URBAN

FORESTRY

TU DELFT

Left: Climate Arboretum Delft
Middle: Bos op poten Rotterdam, Pictures by Evy Hachmang
Right: Climate Arboreta Almere, Barendrecht, Dordrecht

Urban forestry is an education and research initiative in the section landscape architecture, set up to expand on the theoretical and design-technical aspects of urban forestry within the context of the built environment disciplines.

As the backbone of urban green infrastructure, urban trees have traditionally been central to the form and identity of cities and to their environmental, social, ecological and economic functioning. This centrality has in recent decades been revised upwards in parallel to the emergence of the concept of the Urban Forest. Understood as the collection of woody and associated vegetation on private, collective and public urban lands, the urban forest is seen as solution to urban climate adaptation, health & well-being in urban communities, and urban biodiversity conservation.
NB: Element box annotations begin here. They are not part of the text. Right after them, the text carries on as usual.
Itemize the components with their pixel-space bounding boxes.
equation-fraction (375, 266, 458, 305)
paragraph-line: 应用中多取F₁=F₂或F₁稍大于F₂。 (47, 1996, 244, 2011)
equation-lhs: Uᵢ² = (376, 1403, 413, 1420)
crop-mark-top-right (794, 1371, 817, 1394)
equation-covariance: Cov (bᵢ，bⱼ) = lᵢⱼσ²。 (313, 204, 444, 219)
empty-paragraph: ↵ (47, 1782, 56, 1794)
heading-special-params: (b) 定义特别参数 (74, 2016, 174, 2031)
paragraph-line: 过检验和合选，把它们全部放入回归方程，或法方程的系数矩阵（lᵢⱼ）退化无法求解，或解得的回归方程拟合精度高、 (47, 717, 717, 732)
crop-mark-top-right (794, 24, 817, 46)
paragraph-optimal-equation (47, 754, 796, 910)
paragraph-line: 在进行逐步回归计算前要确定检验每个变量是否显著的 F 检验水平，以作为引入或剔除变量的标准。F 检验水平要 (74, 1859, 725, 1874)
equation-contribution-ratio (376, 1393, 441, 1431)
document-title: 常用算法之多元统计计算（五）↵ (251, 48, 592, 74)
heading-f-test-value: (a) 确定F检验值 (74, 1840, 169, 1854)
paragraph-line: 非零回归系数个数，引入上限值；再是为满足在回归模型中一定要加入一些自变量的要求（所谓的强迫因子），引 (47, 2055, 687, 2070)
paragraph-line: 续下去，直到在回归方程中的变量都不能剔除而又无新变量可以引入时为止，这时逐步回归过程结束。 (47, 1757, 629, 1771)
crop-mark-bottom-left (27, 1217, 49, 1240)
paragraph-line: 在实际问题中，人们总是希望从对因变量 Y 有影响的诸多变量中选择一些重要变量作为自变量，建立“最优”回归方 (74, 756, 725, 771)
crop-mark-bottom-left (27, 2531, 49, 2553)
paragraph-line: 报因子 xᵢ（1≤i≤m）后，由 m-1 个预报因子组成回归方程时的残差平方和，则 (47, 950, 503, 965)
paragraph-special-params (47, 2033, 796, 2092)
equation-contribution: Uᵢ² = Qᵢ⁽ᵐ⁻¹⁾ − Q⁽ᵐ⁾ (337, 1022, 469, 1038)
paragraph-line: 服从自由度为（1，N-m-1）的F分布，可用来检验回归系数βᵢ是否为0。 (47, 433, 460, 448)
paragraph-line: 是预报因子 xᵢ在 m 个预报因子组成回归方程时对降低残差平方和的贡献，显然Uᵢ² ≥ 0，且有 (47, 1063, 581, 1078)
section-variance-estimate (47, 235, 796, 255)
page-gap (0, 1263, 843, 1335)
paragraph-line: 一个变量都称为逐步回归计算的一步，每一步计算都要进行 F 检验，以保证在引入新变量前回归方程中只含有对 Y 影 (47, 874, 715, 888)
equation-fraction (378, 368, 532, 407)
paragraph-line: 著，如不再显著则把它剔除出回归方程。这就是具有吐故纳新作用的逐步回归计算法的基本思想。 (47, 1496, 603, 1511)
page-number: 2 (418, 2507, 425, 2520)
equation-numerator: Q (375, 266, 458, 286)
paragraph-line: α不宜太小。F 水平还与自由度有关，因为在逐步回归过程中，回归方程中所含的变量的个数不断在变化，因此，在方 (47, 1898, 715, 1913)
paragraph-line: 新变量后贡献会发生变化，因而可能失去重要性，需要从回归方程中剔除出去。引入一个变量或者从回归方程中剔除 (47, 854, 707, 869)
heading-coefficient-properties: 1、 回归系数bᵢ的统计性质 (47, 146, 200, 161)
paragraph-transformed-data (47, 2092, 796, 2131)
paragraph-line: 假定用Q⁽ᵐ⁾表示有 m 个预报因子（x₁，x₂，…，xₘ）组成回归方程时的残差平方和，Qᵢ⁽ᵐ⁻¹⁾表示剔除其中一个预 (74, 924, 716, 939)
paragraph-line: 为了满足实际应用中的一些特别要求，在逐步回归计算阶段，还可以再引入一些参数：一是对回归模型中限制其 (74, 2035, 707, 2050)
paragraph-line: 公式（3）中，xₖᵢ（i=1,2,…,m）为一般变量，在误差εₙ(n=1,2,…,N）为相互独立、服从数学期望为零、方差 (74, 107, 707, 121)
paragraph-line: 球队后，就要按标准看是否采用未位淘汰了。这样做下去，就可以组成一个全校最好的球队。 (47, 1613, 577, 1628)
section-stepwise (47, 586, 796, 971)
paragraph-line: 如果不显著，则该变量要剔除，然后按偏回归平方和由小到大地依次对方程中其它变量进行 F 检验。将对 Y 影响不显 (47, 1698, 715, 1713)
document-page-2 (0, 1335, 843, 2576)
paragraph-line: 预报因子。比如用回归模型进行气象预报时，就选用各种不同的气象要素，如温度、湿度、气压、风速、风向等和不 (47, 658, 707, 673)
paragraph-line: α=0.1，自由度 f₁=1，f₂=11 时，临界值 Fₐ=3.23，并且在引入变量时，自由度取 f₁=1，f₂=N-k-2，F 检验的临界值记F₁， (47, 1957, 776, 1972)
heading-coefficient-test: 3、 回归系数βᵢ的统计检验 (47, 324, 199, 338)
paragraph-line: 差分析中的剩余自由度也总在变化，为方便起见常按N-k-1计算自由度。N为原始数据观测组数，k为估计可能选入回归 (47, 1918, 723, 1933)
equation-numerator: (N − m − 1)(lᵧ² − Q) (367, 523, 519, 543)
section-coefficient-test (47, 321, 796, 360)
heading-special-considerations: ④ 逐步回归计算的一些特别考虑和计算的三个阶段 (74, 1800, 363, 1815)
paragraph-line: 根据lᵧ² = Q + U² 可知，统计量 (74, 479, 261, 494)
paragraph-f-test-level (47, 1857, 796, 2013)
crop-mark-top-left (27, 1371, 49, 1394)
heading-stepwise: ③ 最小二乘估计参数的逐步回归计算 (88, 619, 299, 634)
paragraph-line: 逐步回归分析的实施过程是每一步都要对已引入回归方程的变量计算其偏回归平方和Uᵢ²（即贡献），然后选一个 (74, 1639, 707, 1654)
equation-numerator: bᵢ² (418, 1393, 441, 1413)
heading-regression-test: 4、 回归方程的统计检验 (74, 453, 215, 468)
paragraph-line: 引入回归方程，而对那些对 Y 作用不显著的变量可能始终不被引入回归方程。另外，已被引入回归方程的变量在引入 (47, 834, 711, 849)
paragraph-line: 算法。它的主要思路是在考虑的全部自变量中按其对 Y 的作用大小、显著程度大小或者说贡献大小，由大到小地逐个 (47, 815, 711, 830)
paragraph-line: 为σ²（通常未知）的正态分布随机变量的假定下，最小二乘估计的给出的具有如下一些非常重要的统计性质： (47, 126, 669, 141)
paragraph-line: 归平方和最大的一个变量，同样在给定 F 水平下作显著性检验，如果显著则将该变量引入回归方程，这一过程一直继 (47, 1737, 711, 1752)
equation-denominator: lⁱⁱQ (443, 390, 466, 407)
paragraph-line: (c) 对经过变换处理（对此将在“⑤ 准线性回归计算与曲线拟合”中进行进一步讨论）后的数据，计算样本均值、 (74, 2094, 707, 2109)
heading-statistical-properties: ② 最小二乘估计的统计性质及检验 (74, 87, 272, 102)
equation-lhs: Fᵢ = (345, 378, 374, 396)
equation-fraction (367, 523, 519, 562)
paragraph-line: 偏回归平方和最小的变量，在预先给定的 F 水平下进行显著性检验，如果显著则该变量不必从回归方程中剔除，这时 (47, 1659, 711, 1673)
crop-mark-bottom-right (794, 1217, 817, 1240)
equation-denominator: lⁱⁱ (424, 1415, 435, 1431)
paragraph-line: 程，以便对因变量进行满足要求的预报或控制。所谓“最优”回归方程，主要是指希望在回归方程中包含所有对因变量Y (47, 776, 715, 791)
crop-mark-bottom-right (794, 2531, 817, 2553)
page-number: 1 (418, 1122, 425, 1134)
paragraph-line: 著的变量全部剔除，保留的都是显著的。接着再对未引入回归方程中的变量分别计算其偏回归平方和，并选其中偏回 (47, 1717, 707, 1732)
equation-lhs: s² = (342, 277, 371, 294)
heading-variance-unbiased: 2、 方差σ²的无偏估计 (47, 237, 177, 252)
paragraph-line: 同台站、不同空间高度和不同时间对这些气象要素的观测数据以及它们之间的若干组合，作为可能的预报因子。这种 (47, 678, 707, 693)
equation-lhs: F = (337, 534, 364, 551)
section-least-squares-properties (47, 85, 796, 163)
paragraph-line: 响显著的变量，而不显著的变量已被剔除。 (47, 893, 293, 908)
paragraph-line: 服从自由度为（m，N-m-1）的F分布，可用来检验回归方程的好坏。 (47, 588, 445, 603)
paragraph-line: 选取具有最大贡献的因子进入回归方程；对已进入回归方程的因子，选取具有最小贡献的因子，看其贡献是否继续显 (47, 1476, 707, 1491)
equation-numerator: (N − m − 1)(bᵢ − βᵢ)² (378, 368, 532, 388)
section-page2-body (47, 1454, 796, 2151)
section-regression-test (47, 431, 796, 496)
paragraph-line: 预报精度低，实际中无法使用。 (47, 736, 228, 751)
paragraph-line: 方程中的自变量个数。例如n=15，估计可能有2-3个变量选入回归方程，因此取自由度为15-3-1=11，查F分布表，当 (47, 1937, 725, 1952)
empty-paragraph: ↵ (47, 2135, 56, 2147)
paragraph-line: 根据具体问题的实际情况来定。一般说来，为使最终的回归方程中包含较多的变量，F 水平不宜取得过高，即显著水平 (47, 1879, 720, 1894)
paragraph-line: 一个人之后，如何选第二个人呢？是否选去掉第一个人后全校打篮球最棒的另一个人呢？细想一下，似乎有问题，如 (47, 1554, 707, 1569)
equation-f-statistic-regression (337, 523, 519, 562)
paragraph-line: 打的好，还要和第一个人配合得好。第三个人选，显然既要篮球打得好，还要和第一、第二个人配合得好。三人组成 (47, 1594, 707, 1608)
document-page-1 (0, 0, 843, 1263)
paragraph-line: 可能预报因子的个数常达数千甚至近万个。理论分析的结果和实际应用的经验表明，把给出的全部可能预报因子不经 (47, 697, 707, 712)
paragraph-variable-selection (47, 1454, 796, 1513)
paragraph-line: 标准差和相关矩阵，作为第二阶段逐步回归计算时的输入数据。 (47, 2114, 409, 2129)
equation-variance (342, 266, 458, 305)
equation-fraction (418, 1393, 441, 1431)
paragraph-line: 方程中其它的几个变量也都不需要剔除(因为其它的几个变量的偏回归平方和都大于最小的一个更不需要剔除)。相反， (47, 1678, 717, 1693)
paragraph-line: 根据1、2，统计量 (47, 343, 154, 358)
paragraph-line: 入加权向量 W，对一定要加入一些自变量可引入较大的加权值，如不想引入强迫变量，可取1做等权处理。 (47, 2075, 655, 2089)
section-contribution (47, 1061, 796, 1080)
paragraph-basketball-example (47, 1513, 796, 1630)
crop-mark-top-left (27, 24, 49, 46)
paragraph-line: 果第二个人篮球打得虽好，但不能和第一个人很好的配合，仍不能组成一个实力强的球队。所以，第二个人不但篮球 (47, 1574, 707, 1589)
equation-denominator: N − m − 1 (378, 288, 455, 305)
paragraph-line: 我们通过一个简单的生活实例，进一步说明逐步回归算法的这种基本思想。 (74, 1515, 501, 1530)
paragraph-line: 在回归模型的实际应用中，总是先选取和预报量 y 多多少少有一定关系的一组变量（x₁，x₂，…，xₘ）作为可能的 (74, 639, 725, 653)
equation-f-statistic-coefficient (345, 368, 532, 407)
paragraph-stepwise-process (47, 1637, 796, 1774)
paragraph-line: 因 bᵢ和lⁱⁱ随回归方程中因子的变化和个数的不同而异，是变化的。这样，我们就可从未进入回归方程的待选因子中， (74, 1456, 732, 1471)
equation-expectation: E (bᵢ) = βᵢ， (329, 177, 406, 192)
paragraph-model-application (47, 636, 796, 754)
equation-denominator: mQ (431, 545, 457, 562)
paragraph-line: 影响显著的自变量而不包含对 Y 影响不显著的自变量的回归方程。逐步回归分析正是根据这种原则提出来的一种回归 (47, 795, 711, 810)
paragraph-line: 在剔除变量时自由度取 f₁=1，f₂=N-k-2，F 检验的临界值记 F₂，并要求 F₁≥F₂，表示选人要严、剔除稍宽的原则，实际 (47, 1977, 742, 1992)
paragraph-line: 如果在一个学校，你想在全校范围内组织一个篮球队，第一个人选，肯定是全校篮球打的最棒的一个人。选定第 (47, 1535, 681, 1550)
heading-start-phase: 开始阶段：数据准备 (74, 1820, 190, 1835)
These potentials play out in both urban transformations and urban expansion and invite a major revision of the way in which the urban forest shapes urban spaces and operationalizes urban green infrastructure.

This expanding agency has triggered the demand for new knowledge, skills and tools via the emerging discipline of urban forestry in amongst other domains the built environment disciplines, and in particular landscape architecture. Urban forestry complements in a particular and novel way one of the core competencies of landscape architecture: the planning, design and management of trees and vegetation in the built environment. The rise of the urban forest as lens to ‘read and write’ cities has also prompted approaches such as forest urbanism, and informed new paradigms such as the Biocity of the Future. By extension, the urban forest is catalyzing a fundamental reimagining of trees, forests and greenspace, of cities and urbanization, and ultimately of nature and our relationship to it.